MLB is using one lab in suburban Salt Lake City to process tests performed every other day for all players, staff members and coaches of 30 clubs. The return plan hinges on frequent results to mitigate possible spread of the virus. But there is skepticism about whether using just one lab to process so many samples can work.
Washington’s canceled workout is one example of the model’s fragility. Two Nationals players tested positive for the coronavirus during intake screening last week. They were never at the team facility, according to Manager Dave Martinez, but others who came into contact with them have been unable to join workouts, according to people with knowledge of the situation.
“Even the intake tests, there were clubs that couldn’t work out as a team on Friday because they were still waiting for our results,” Doolittle said Sunday. “We got our results at like three in the morning, so we all just kind of set our alarms and then we all got the notification when we woke up and we were like, ‘Okay, we can have practice.’ ”

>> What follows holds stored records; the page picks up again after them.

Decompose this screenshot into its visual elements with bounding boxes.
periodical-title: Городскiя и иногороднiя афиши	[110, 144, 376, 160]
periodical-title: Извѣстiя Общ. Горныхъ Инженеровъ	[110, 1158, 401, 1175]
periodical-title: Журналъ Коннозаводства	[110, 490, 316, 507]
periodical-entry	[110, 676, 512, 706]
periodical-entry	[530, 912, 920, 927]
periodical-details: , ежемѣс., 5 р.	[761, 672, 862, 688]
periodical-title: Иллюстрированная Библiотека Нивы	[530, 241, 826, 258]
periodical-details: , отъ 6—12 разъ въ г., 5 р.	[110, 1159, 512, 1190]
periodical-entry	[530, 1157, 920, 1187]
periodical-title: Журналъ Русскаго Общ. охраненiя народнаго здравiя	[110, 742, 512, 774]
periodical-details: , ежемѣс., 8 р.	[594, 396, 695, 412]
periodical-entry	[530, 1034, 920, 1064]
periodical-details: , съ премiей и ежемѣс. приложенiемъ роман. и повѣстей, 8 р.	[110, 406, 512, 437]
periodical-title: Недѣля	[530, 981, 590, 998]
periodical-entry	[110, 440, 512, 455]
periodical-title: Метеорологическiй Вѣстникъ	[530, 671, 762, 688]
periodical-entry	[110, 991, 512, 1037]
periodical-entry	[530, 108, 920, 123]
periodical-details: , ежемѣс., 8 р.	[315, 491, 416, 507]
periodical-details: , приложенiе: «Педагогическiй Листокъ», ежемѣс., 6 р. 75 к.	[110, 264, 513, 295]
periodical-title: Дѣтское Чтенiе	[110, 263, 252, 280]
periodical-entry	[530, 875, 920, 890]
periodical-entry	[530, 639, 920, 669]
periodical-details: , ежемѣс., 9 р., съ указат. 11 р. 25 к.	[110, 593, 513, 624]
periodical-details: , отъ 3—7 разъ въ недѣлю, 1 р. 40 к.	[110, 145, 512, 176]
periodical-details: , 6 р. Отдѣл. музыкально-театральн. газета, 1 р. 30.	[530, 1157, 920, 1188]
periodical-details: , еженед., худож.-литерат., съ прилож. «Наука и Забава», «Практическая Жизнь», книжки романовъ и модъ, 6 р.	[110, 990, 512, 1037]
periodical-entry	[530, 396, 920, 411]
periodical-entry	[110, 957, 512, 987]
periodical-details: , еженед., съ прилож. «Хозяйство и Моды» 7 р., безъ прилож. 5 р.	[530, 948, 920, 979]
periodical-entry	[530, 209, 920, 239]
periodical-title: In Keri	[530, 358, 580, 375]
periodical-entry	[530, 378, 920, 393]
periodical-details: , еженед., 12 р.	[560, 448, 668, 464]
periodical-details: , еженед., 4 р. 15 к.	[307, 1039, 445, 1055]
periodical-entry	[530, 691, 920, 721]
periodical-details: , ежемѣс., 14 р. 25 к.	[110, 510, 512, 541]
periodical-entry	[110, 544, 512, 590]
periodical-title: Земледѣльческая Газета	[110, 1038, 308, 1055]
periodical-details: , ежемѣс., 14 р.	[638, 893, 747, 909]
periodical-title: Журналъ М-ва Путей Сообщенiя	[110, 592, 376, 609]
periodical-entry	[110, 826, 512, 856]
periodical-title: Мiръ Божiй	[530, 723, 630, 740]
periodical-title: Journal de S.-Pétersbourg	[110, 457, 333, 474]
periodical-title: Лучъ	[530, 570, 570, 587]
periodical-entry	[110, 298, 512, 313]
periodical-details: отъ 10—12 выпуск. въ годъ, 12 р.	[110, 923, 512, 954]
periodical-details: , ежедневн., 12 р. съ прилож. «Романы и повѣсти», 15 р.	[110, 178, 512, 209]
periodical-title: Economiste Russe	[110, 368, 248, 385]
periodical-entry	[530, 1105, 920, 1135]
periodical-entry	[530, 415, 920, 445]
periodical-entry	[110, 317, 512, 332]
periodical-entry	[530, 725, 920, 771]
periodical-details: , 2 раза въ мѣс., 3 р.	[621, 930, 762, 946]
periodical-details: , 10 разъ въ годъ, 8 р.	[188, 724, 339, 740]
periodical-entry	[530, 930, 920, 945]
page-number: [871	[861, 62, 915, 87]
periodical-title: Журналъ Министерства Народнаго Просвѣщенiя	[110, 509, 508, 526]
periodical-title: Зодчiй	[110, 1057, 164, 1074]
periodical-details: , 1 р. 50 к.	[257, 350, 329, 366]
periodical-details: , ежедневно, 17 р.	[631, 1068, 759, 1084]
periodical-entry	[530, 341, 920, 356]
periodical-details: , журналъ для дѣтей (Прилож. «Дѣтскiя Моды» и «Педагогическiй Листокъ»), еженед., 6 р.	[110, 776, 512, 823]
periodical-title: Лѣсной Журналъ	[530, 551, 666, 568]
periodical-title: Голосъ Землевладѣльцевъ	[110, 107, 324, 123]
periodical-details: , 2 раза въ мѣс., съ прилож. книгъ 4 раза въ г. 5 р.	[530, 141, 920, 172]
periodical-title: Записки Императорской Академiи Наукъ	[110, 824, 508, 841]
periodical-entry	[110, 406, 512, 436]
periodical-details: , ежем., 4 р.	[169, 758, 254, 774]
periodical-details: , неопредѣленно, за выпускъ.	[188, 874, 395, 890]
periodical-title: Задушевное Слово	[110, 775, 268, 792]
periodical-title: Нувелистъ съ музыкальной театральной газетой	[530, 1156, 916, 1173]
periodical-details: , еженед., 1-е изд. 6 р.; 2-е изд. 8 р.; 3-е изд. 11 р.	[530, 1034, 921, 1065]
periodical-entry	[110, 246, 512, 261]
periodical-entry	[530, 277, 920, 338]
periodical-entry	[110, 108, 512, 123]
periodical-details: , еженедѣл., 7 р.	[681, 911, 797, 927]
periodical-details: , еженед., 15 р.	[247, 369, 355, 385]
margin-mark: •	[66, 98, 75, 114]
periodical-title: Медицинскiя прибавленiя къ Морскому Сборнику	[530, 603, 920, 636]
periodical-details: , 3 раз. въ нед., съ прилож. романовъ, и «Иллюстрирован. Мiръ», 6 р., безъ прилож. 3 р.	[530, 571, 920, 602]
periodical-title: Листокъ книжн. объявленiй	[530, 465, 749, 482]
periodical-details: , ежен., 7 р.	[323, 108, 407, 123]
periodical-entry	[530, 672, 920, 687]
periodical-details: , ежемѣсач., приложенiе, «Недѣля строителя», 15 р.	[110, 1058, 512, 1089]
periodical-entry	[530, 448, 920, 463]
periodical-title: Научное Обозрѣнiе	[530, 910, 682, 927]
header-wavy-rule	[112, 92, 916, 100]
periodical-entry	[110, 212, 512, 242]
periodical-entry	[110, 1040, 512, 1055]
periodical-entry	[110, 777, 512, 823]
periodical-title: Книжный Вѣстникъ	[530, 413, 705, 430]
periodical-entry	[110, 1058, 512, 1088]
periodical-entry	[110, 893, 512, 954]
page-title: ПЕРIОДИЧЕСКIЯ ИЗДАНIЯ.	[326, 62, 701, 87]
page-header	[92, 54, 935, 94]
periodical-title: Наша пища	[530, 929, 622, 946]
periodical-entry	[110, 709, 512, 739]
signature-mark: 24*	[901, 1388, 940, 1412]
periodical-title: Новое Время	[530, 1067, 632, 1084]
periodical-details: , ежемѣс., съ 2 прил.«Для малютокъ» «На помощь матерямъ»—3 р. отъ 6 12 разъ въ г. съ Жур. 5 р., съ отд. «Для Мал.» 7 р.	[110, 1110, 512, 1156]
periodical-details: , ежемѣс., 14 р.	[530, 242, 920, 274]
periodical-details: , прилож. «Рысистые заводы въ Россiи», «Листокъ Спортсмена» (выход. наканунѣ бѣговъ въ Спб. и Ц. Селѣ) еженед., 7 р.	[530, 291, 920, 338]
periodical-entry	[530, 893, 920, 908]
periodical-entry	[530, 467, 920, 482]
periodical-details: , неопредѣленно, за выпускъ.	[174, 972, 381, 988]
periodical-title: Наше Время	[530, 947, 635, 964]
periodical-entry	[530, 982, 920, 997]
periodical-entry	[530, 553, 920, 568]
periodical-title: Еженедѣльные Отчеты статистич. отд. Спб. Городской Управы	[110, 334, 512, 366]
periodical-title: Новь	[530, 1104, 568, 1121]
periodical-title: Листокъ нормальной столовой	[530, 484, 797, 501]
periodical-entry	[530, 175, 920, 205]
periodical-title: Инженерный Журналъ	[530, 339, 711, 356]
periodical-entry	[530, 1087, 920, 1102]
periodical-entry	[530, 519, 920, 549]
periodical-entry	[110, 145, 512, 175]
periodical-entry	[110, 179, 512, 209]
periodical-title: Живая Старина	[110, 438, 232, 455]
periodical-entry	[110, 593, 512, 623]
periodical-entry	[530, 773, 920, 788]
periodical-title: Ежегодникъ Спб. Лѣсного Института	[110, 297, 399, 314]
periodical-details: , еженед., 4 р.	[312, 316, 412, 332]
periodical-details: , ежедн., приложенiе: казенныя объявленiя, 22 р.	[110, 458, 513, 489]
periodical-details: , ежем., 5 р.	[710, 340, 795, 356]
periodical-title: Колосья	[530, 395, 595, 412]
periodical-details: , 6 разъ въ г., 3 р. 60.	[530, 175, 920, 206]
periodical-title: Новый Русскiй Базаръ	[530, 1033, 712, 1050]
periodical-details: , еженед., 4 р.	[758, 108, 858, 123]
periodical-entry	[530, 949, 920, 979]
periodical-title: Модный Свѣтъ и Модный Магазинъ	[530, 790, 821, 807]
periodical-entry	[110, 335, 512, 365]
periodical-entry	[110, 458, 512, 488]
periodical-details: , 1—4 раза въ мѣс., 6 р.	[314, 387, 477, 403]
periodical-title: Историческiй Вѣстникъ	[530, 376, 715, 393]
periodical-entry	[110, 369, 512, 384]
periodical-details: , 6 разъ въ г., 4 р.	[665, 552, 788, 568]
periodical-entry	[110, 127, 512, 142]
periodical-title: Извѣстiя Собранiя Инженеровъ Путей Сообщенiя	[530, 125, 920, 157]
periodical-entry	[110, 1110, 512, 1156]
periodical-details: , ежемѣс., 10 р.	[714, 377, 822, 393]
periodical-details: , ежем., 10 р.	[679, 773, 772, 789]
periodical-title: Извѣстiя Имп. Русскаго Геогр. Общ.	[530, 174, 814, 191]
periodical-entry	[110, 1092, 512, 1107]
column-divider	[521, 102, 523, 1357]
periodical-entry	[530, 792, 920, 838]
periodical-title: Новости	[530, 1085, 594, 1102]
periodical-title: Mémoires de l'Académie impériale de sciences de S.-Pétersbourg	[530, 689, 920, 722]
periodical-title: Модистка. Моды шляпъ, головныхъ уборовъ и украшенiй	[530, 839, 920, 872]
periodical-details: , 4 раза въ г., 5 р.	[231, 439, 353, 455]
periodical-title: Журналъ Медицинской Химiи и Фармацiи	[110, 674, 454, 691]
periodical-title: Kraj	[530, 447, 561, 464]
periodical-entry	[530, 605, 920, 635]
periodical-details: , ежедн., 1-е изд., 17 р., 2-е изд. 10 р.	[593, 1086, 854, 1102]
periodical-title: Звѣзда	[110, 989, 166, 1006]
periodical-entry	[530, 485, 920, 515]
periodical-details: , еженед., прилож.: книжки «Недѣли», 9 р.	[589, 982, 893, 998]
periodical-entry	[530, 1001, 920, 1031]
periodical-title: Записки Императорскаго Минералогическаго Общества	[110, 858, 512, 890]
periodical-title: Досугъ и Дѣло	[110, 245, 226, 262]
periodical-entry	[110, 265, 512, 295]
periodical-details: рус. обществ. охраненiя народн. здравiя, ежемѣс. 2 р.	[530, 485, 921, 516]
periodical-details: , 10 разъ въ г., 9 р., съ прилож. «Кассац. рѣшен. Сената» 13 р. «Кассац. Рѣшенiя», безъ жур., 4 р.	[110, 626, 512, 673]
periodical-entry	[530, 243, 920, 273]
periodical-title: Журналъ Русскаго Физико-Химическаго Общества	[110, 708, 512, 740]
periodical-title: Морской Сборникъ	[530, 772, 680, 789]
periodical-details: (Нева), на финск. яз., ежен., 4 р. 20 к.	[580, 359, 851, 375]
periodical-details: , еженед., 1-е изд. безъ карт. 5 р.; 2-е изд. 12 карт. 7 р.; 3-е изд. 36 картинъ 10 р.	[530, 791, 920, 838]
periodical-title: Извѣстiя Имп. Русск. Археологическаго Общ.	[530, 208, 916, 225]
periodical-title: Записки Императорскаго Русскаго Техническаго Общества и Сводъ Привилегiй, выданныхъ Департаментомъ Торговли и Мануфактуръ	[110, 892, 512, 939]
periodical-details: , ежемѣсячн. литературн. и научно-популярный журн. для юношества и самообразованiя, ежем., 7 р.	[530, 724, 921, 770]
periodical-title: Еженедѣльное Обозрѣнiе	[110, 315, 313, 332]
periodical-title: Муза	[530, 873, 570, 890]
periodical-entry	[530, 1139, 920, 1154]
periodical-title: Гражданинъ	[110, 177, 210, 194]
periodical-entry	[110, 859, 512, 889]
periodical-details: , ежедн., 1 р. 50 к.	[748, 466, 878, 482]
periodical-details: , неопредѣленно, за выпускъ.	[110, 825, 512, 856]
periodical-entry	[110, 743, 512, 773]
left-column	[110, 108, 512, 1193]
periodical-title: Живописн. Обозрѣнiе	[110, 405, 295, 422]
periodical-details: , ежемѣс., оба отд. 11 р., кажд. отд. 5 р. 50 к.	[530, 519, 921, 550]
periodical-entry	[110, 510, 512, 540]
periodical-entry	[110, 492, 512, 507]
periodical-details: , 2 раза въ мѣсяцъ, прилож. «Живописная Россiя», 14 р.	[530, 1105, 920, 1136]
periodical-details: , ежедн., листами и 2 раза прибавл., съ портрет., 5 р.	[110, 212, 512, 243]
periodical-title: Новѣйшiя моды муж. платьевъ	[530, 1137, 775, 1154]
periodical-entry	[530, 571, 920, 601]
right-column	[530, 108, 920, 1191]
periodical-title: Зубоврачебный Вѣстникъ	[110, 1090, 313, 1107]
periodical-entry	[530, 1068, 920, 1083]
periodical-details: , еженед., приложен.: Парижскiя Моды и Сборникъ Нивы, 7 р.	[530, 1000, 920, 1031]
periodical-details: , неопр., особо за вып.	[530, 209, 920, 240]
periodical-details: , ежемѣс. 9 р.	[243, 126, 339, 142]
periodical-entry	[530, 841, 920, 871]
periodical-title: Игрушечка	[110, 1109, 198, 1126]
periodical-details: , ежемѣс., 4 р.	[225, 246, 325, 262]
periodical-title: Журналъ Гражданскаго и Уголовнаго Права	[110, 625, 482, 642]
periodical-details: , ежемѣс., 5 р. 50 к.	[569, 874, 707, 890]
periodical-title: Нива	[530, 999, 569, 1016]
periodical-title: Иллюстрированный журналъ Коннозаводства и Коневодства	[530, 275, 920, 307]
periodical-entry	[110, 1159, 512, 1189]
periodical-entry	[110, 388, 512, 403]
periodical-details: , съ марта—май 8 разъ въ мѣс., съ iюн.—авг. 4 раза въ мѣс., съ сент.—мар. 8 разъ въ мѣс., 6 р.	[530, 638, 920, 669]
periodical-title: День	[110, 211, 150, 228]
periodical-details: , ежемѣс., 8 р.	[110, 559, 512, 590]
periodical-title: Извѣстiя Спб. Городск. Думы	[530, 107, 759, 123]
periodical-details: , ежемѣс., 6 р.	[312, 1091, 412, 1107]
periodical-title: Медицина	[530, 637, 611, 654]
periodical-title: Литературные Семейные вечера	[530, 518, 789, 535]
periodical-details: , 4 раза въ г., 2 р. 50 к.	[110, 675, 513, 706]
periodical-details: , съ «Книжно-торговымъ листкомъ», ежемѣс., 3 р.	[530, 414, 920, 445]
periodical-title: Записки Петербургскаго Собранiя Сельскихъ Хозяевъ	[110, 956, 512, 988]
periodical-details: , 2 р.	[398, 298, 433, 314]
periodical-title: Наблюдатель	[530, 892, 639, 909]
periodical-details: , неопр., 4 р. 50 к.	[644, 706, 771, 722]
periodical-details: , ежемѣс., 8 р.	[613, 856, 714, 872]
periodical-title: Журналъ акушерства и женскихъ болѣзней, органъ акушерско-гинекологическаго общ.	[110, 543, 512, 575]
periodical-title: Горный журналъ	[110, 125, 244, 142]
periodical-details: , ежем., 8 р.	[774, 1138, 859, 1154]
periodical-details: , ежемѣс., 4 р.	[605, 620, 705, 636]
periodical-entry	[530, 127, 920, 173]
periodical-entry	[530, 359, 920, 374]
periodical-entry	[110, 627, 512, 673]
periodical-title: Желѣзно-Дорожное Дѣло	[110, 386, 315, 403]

There was similar uncertainty Monday morning, then the announcement from Rizzo. According to MLB’s operations manual for 2020, intake tests were expected to be turned around in 24 to 48 hours. After that, with the every-other-day testing, results are supposed to arrive in approximately 24 hours.
But that didn’t happen in the first testing cycle. And now the Nationals won’t continue without the necessary and promised data.
“Spring training’s only three weeks long. You’ve got to have those days. You need every day to try to get ready,” Doolittle said Sunday. “So as the season moves forward, as we continue spring training, especially once we start traveling, those results got to be back. That’s one of the biggest things. … There were a lot of guys that were on the fence that decided to try to play, to see how this was going to go, because we were going to have our results within 48 hours.
“So hopefully that’s something that we can address and improve moving forward.”